Koiso Takao, Yamamoto Masaaki, Kawabe Takuya, Watanabe Shinya, Sato Yasunori, Higuchi Yoshinori, Yamamoto Tetsuya, Matsumura Akira, Kasuya Hidetoshi, Barfod Bierta E
Katsuta Hospital Mito GammaHouse, 5125-2 Nakane, Hitachi-naka, Ibaraki, 312-0011, Japan.
Department of Neurosurgery, Faculty of Medicine, University of Tsukuba, 2-1-1 Amakubo, Tsukuba, Ibaraki, 305-8576, Japan.
J Neurooncol. 2016 Dec;130(3):581-590. doi: 10.1007/s11060-016-2264-0. Epub 2016 Sep 3.
We aimed to reappraise whether post-stereotactic radiosurgery (SRS) results for brain metastases differ between patients with and without neurological symptoms. This was an institutional review board-approved, retrospective cohort study using our prospectively accumulated database including 2825 consecutive BM patients undergoing gamma knife SRS alone during the 15-year period since July 1998. The 2825 patients were divided into two groups; neurologically asymptomatic [group A, 1374 patients (48.6 %)] and neurologically symptomatic [group B, 1451 (51.4 %)]. Because there was considerable bias in pre-SRS clinical factors between groups A and B, a case-matched study was conducted. Ultimately, 1644 patients (822 in each group) were selected. The standard Kaplan-Meier method was used to determine post-SRS survival. Competing risk analysis was applied to estimate cumulative incidences of neurological death, neurological deterioration, local recurrence, re-SRS for new lesions and SRS-induced complications. Post-SRS median survival times (MSTs) did not differ between the two groups; 7.8 months in group A versus 7.4 months in group B patients (HR 1.064, 95 % CI 0.963-1.177, p = 0.22). However, cumulative incidences of neurological death (HR 1.637, 95 % CI 1.174-2.281, p = 0.0036) and neurological deterioration (HR 1.425, 95 % CI 1.073-1.894, p = 0.014) were significantly lower in the group A than in the group B patients. Neurologically asymptomatic patients undergoing SRS for BM had better results than symptomatic patients in terms of both maintenance of good neurological state and prolonged neurological survival. Thus, we conclude that screening computed tomography/magnetic resonance imaging is highly beneficial for managing cancer patients.

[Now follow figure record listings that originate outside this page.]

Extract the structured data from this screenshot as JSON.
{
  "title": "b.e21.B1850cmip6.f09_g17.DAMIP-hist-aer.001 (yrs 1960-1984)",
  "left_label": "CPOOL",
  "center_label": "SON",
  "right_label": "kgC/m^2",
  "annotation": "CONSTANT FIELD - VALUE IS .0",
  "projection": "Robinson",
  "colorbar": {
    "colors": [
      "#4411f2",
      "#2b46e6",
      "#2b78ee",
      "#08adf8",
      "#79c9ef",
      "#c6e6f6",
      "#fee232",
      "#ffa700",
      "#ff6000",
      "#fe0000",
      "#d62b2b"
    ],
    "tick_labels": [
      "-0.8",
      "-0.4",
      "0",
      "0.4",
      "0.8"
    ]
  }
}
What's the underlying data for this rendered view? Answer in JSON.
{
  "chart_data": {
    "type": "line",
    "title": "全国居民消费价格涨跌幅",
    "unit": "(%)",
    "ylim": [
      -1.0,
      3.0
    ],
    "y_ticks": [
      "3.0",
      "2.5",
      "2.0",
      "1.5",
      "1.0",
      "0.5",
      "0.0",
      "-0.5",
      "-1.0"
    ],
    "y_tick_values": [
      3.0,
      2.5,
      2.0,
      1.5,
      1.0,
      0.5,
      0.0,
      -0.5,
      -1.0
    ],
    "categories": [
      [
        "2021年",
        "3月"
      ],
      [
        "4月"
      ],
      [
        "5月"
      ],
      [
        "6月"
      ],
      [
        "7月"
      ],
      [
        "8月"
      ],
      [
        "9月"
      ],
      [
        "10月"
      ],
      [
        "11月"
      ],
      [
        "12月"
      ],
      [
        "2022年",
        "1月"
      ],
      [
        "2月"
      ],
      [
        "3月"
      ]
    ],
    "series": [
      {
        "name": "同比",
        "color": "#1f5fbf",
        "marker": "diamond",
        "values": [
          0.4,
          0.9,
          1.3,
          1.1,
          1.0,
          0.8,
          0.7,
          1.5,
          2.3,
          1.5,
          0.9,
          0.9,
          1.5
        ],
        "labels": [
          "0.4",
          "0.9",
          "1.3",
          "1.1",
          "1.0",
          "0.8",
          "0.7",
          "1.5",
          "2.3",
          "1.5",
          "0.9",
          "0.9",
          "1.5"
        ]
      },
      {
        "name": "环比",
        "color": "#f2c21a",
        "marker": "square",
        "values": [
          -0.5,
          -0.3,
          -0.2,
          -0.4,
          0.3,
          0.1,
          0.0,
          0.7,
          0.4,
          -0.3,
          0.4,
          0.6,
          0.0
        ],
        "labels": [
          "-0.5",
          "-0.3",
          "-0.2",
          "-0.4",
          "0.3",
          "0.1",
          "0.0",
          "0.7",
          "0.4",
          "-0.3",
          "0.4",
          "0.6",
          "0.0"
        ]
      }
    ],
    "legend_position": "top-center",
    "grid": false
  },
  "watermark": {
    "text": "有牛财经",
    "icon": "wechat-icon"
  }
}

我们旨在重新评估立体定向放射外科治疗(SRS)后,有神经系统症状和无神经系统症状的脑转移患者的治疗结果是否存在差异。这是一项经机构审查委员会批准的回顾性队列研究,使用我们前瞻性积累的数据库,该数据库涵盖了自1998年7月以来的15年期间,2825例仅接受伽玛刀SRS治疗的连续性脑转移患者。这2825例患者被分为两组:神经无症状组[A组,1374例患者(48.6%)]和神经有症状组[B组,1451例(51.4%)]。由于A组和B组在SRS前临床因素方面存在相当大的偏差,因此进行了病例匹配研究。最终,选择了1644例患者(每组822例)。采用标准的Kaplan-Meier方法确定SRS后的生存率。应用竞争风险分析来估计神经死亡、神经功能恶化、局部复发、新病灶再次SRS以及SRS引起的并发症的累积发生率。两组患者SRS后的中位生存时间(MSTs)无差异;A组为7.8个月,B组患者为7.4个月(风险比1.064,95%置信区间0.963 - 1.177,p = 0.22)。然而,A组患者的神经死亡累积发生率(风险比1.637,95%置信区间1.174 - 2.281,p = 0.0036)和神经功能恶化累积发生率(风险比1.425,95%置信区间1.073 - 1.894,p = 0.014)显著低于B组患者。接受SRS治疗脑转移的神经无症状患者在维持良好神经状态和延长神经生存方面比有症状患者的结果更好。因此,我们得出结论,筛查计算机断层扫描/磁共振成像对癌症患者的管理非常有益。